The REACT partnership is exploring ways of building understanding between newly arrived refugees and local populations, to make their integration into society easier. The project offers refugees the opportunity to use their own creativity, talents, ideas, opinions and imagination to put on an original theatre show. This gives refugees the chance to communicate with their host communities. At the same time it equips them with new skills and competences, ranging from language to local knowledge.

The partnership is made up of three partners:

 

In Bristol, community theatre acta has been working with women from Somalia, Sudan, Bangladesh and the UK since 2016 to create a new theatre piece, based on their lives and experiences. The women have been meeting weekly, and through improvisation, discussion and role-play they have created their own play.

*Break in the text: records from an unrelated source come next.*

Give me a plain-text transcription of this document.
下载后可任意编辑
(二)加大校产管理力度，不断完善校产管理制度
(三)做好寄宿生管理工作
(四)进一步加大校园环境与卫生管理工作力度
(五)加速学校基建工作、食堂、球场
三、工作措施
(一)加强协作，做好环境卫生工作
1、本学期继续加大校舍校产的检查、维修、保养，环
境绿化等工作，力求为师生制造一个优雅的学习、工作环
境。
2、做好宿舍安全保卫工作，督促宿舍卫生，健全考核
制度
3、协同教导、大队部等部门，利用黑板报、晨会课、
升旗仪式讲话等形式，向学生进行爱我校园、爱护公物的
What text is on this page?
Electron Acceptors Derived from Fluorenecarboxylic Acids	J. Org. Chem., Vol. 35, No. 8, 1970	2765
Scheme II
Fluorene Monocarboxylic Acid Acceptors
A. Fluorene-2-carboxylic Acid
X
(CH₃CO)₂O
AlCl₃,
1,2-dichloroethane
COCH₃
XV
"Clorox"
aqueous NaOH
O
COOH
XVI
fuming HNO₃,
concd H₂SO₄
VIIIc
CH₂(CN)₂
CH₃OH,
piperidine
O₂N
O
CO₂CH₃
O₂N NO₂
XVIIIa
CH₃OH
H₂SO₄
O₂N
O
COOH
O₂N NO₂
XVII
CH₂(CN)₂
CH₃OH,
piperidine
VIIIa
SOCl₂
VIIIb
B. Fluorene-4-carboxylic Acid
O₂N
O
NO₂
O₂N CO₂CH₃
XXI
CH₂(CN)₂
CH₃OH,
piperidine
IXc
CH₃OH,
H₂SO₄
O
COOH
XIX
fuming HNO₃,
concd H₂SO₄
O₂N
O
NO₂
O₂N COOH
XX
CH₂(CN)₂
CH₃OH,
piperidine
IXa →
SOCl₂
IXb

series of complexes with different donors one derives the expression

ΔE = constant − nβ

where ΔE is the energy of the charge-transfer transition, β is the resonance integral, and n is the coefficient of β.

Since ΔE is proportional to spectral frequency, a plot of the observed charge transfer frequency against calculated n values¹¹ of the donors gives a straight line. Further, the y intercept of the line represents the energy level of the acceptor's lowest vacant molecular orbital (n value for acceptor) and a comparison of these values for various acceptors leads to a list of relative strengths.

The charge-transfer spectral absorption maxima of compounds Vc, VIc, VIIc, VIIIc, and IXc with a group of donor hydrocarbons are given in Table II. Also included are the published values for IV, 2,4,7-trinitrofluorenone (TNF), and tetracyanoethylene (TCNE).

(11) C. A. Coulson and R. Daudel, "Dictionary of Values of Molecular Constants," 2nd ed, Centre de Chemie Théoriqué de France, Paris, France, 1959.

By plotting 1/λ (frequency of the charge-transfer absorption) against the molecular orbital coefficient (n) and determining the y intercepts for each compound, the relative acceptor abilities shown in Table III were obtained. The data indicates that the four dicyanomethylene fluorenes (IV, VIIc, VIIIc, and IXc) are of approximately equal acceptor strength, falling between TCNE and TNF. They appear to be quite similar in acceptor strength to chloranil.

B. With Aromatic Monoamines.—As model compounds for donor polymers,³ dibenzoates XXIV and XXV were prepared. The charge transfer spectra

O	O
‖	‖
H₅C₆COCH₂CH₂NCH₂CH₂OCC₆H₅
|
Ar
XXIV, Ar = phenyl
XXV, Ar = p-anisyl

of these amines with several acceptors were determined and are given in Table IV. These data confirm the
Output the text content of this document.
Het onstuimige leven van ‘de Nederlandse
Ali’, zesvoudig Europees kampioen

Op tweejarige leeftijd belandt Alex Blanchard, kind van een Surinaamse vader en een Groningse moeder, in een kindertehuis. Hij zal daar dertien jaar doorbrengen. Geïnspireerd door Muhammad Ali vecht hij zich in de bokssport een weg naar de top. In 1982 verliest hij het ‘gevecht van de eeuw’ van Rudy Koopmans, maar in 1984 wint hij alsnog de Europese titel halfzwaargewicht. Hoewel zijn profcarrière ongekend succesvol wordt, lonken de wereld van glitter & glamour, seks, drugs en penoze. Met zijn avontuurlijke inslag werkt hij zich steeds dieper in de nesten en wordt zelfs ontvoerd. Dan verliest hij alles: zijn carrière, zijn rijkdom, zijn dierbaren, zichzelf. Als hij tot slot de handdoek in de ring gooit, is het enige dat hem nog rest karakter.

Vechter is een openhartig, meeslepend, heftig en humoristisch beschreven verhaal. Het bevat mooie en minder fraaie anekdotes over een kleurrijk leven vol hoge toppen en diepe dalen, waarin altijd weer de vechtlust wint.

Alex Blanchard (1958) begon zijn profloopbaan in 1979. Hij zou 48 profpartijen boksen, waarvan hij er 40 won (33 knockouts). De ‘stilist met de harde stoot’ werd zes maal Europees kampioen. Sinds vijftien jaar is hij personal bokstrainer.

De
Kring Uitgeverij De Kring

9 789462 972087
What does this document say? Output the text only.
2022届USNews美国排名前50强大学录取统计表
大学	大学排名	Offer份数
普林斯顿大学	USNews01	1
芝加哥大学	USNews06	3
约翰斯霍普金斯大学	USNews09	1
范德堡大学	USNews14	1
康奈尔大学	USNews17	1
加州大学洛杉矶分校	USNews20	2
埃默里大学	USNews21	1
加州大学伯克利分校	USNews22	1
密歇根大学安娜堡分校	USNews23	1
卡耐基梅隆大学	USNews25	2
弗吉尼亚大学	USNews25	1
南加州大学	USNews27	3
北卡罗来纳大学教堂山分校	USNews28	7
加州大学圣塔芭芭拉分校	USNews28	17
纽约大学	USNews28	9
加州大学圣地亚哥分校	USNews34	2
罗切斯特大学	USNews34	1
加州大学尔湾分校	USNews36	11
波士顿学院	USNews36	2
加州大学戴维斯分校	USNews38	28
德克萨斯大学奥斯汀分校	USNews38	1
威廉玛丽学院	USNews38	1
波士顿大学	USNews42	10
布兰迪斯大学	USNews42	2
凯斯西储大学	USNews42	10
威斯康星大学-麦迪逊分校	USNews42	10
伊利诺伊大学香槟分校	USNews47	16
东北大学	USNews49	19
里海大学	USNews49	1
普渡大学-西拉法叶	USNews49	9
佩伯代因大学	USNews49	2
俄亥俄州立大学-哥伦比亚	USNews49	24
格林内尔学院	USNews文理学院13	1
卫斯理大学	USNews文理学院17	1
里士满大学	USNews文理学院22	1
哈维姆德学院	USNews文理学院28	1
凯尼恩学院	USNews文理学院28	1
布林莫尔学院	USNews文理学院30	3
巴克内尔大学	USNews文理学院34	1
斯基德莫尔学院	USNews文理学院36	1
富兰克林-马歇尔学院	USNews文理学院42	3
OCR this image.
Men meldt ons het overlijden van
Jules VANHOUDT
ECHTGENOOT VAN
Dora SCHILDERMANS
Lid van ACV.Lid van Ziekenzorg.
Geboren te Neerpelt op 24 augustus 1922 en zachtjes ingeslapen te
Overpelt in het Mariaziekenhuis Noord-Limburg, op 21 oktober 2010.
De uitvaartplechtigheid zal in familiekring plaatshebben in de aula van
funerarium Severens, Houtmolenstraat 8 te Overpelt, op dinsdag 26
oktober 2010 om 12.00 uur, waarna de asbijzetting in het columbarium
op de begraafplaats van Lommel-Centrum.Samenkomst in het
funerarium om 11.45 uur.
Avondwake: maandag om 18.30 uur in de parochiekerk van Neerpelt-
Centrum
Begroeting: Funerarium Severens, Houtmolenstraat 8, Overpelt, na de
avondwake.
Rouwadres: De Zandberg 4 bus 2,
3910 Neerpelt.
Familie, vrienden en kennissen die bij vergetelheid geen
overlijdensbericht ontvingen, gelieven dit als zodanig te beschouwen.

'It’s My Life' focuses on the stories of two women trying to find a balance between what they want for themselves, and what is expected of them by their families and cultures. The first performance took place in May 2017 at the actacentre theatre, for a diverse audience made up of different local communities.

acta has also run theatre workshops with refugees and migrants, including a group of fathers at a local school and tenants from a social housing project. New theatre projects will be created from these, and will be performed in Bristol at an international theatre festival organised by refugees in the spring of 2018. This will also feature shows, seminars, workshops and conversations involving the other REACT partners in the Netherlands and Sicily, as well as a dozen of other theatres and refugee centres that have been invited to contribute and to share.

 

The Rotterdams Wijktheater has been working with a group of Syrian refugees in a local asylum centre. This allows them to share their stories, improvise, and dance.The result was a three-man show for the Syrian community living in Rotterdam, which was also performed at Rotterdam’s International Community Arts Festival in March 2017. 

As a consequence many more Syrian refugees are interested, and will take part in a follow-up theatre project that started in the second half of 2017.

 

In Palermo, the Danilo Dolci Centre used dance and other theatre techniques with refugees and local communities. During four months they developed a production together, based on the real-life experiences of the participants. It was performed in July 2017, and provided another tool to personalise the issues around migration.

It helped to develop empathy and relationships, both among the performers and between the performers and the audience. Martino Lo Cascio, the Italian theatre director involved, said:

"Knowing the Italian language isn't essential, although it could be useful later. Nor is the ability to sing, to dance, to act. What really matters is having the desire to express oneself, to talk about one's own journey, and the aspiration to move beyond a painful condition of silent invisibility ".

Theatre work of this type helps to challenge prejudice and misconceptions, and promote understanding between refugees and host communities. It also develops personal and transferable skills in the participating refugee, like presentation, language and communication skills. Theatre can build self-confidence and self-esteem, can create new friendships as well as raise awareness of the host country's culture(s).

 

The REACT festival  aims to encourage wider use of community theatre as a tool for helping refugee integration in Europe. It does this by bringing together the partners' work so far, demonstrating the lessons learned as well as the performances created. The festival will also provide an opportunity to look at some of the challenges in this sort of work: coping with the very specific problems that refugees often face, like accommodation, health issues, legal status, or administrative complications.

By comparing a range of integration-related and educational approaches in the partner countries, the overall project aims to identify innovative participatory methods that can be used successfully for refugee integration across the EU.